Serena Butler é uma anomalia. Não, essa não é a terminologia correcta; talvez seja o futuro. Um fantasma, um anjo sem sexo e sem género, sendo que a sua identificação requer uma nova linguagem que se possa fielmente adaptar àquilo que elx é. É a derradeira pedra lançada contra a testa do mundo patriarcal e recorre a um género de música, o techno, que possa acompanhar esse mesmo lançamento - ou que se afirme como a evolução de um tipo humano. Não se escreve "género humano" porque aqui ele parece não existir. Ou, melhor dizendo, não quer existir.
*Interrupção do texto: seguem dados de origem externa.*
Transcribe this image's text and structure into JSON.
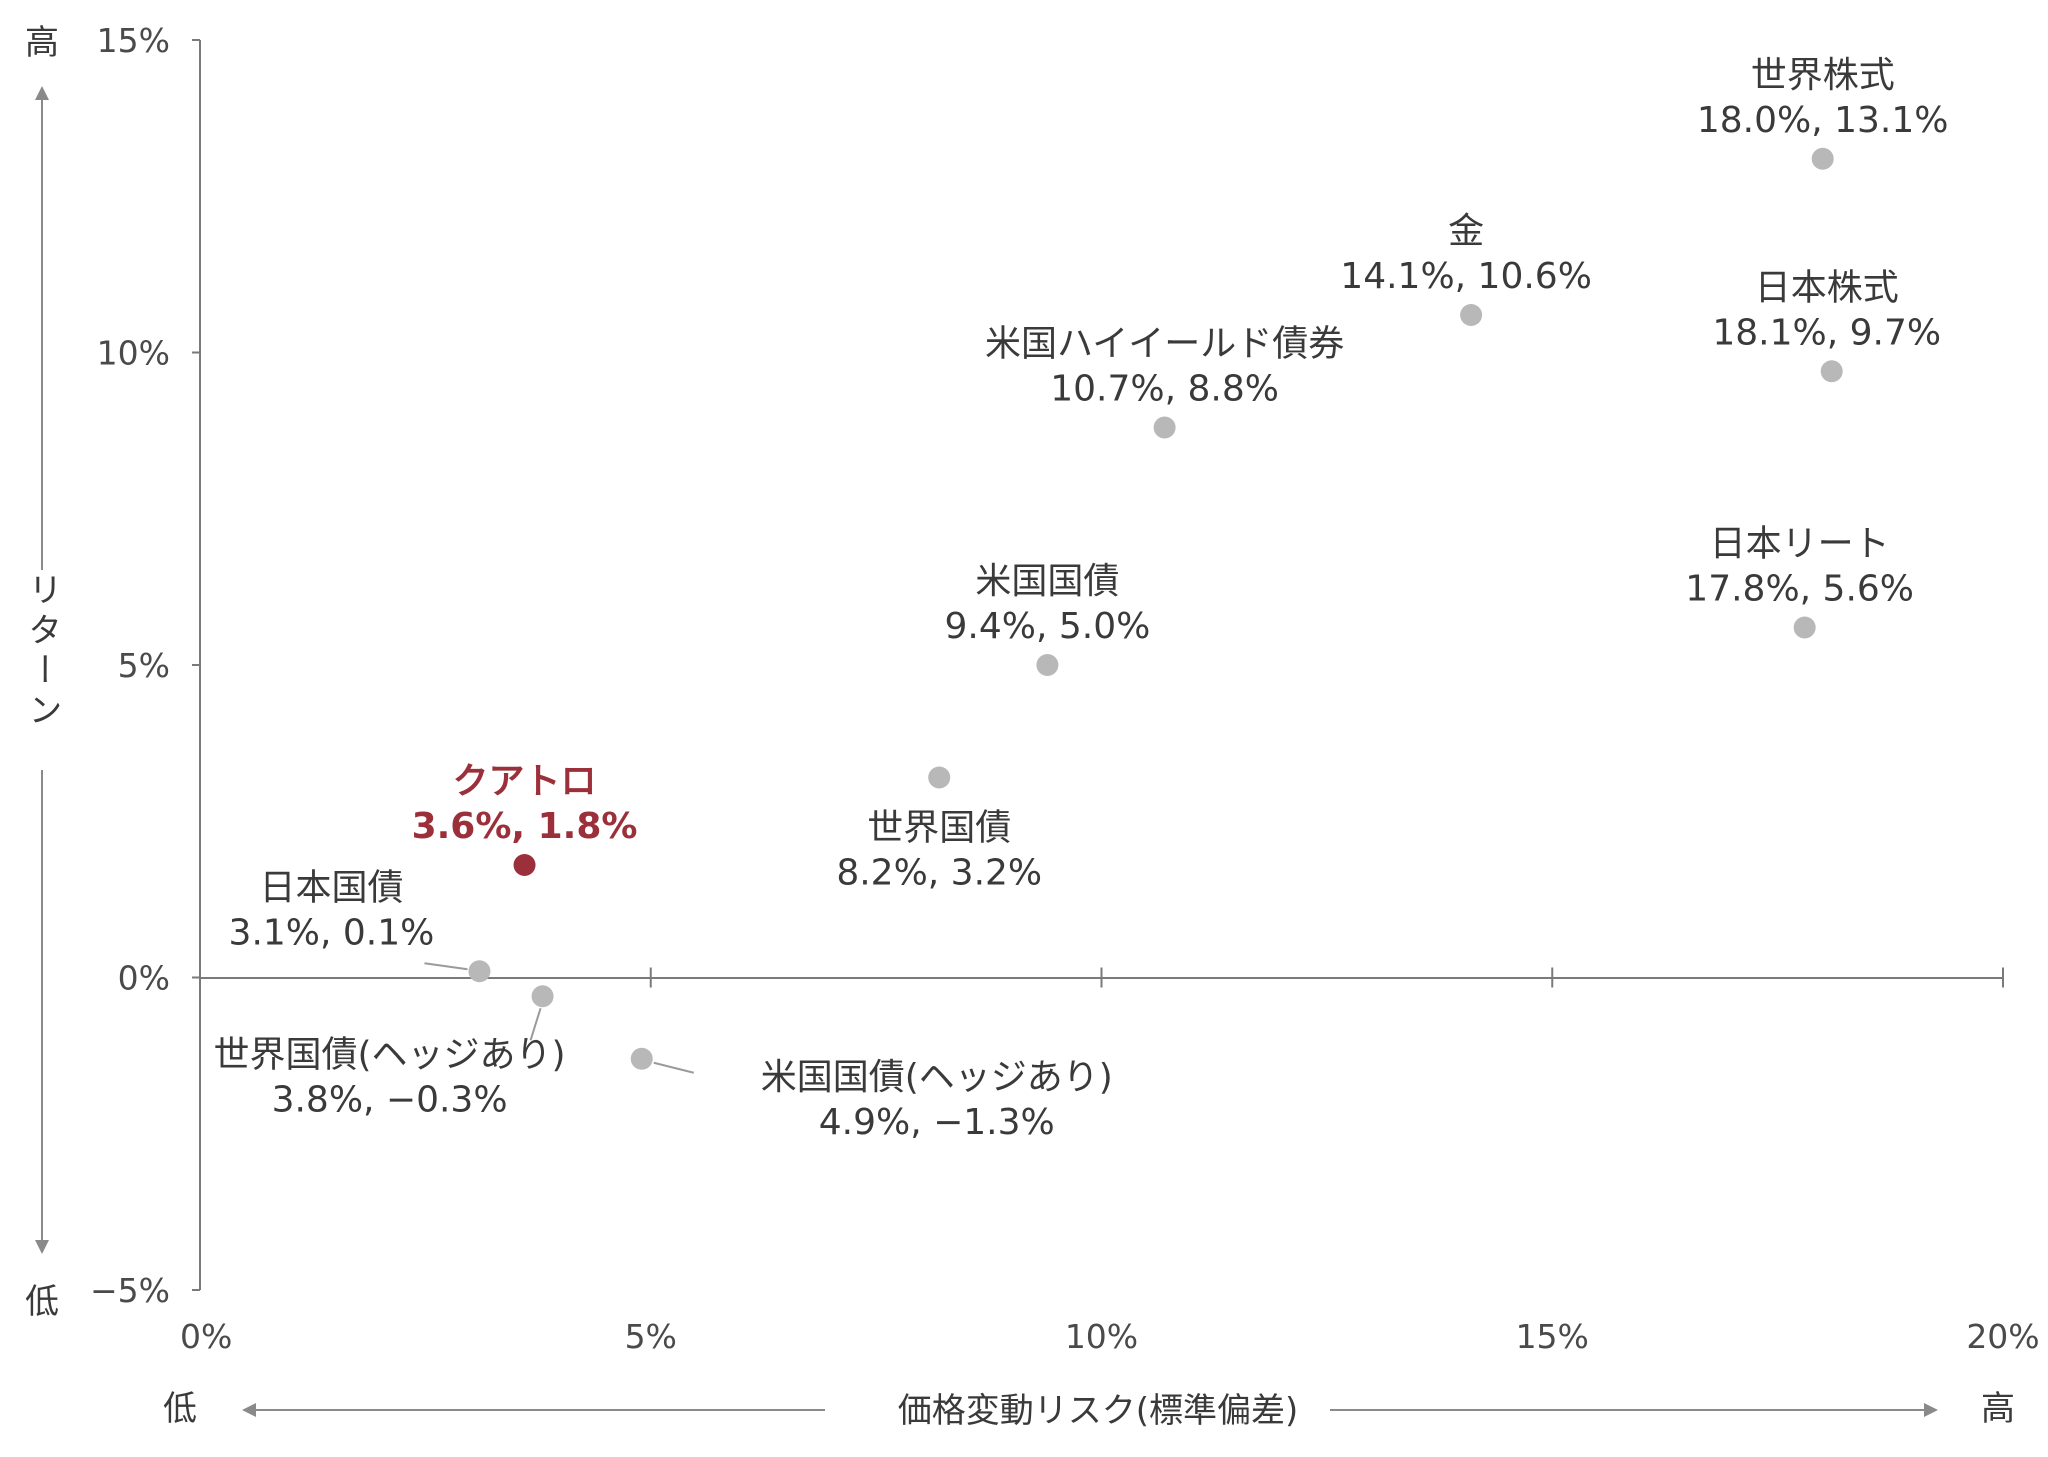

Serena Butler é diferente e encara o techno como a linguagem do futuro mesmo que, de seguida, designe a música como sendo exactamente igual ao tipo humano: sem géneros, sem fronteiras, sem delimitações. Mesmo que esta ideologia particularmente anarca, que este mission statement, nos leve a achar-lhe alguma piada, a verdade é apenas uma: Serena Butler faz dub techno como muitxs antes delx o fizeram. Querer acelerar em direcção ao futuro apostando numa música do passado não é hipócrita; é apenas ingénuo.

O que não quer dizer que a música de Serena Butler é má ou aborrecida; é só que elx parece ter apostado mais em esconder-se no meio das palavras que no meio dos sons, o que para um/a artista que vive para a música não faz grande sentido (para além de ser extremamente complicado). Resta a instrospecção presente em temas como "Your Past. Your Future. Your Very Light" ou mesmo "Where Fire Resideth, Shadows Twist And Shrivel", esta última sem beat e mesmo sem electrónicas: apenas vozes operáticas em registo ambient. Por outras palavras: a sua luta é louvável, mas seria grandiosa se conseguisse, efectivamente, mostrar-nos o futuro.